Verbünden sich Rechtsextreme und Migranten-Gruppen?
Und zusätzlich aufhorchen lässt die These, dass sich bei den „Pedohunters“ in Dortmund eine unheilige Allianz gebildet habe: Hier würden sich junge Männer mit Migrationshintergrund und Männer aus der Rechtsextremen-Szene vereinen. Die sei derzeit geschwächt und suche so offensichtlich neue Mitstreiter. Was auf den ersten Blick nicht zusammenpasst, findet demnach eine gemeinsame Basis in einem übersteigerten Männlichkeitsbild und der Ablehnung der liberalen, vielfältigen Gesellschaft.
Eine offizielle Einschätzung der Polizei in Dortmund dazu gibt es bislang nicht. Auch nach drei Tagen konnte eine Anfrage dieser Redaktion nicht beantwortet werden. Aus Ermittlerkreisen ist aber zu hören, dass sich diese Thesen bislang nicht erhärtet hätten, man also nicht von einer solchen organisierten Gruppe ausgehe. Gleichwohl man nicht genau einschätzen kann, ob es möglicherweise ein Dunkelfeld geben könnte. Sprich: dass sich Attackierte vielleicht aus Scham eben nicht an die Polizei gewandt haben, eben weil sie als Pädophile diffamiert worden seien – vielleicht sogar völlig zu Unrecht.

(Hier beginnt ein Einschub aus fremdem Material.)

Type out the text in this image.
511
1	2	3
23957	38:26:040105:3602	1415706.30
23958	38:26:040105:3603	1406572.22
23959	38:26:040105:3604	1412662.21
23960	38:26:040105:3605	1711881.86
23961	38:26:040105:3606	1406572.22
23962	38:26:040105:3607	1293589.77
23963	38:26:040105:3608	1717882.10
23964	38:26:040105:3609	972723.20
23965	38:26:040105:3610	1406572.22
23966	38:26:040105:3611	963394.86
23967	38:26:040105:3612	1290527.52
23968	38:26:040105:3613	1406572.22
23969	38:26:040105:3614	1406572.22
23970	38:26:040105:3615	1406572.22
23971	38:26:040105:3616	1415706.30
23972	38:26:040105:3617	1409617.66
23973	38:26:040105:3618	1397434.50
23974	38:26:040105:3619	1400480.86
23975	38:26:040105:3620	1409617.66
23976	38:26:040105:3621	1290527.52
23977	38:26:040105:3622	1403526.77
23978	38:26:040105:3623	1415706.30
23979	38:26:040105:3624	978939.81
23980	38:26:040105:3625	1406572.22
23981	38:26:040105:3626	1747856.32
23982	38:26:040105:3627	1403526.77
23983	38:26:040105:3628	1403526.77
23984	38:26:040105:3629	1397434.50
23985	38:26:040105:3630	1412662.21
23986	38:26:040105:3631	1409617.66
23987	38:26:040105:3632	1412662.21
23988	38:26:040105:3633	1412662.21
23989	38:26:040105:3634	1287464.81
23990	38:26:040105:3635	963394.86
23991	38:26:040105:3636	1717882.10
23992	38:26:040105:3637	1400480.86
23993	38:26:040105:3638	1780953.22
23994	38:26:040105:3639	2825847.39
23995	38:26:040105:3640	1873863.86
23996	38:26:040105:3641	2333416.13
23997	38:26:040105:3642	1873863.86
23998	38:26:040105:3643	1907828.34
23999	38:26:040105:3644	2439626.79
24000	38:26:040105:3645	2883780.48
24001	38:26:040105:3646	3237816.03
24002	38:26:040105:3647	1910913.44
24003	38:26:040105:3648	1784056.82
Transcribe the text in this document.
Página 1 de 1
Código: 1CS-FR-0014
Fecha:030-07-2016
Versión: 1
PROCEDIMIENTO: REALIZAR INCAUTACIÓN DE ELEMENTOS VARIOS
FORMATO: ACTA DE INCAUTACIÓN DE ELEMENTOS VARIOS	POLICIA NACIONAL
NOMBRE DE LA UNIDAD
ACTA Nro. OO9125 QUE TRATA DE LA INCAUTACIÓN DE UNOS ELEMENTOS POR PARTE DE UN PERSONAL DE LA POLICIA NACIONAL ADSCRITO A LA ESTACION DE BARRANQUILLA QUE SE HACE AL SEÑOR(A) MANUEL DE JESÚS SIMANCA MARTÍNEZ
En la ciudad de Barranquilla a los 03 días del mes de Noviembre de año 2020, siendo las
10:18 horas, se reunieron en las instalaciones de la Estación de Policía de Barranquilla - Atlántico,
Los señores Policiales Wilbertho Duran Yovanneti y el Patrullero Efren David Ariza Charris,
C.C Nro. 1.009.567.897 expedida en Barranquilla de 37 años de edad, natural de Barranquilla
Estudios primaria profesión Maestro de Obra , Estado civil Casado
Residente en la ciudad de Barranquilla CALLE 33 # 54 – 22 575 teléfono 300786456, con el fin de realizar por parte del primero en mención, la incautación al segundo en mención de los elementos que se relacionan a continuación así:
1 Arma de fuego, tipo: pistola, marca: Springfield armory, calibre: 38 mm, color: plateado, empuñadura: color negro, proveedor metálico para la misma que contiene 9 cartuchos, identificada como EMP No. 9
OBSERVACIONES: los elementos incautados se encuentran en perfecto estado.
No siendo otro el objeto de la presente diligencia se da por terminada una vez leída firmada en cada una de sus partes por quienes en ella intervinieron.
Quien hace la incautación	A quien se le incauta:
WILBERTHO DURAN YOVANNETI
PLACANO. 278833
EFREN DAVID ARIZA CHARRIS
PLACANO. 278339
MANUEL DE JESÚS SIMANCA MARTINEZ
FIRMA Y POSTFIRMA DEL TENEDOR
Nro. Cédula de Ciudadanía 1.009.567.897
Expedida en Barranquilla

Sicherheitskreise sehen kein NRW-weites Phänomen
Dass sich in Dortmund oder gar flächendeckend eine Allianz zwischen Migranten-Gruppen und Rechtsextremen bilden könnte, fürchten wohl weder die Polizei noch der NRW-Verfassungsschutz. Wie aus Sicherheitskreisen zu hören ist, stelle man zwar immer wieder vereinzelt fest, dass es in dem gewaltbereiten Milieu Kontakte zwischen Personen gebe, die augenscheinlich nicht zusammenpassten. Dass sich eine Struktur entwickele, in der Männer aus gewaltbereiten Migrantengruppen gezielt mit Rechtsextremen zusammenarbeiten oder von diesen angeworben würden, sei aber nicht zu erkennen.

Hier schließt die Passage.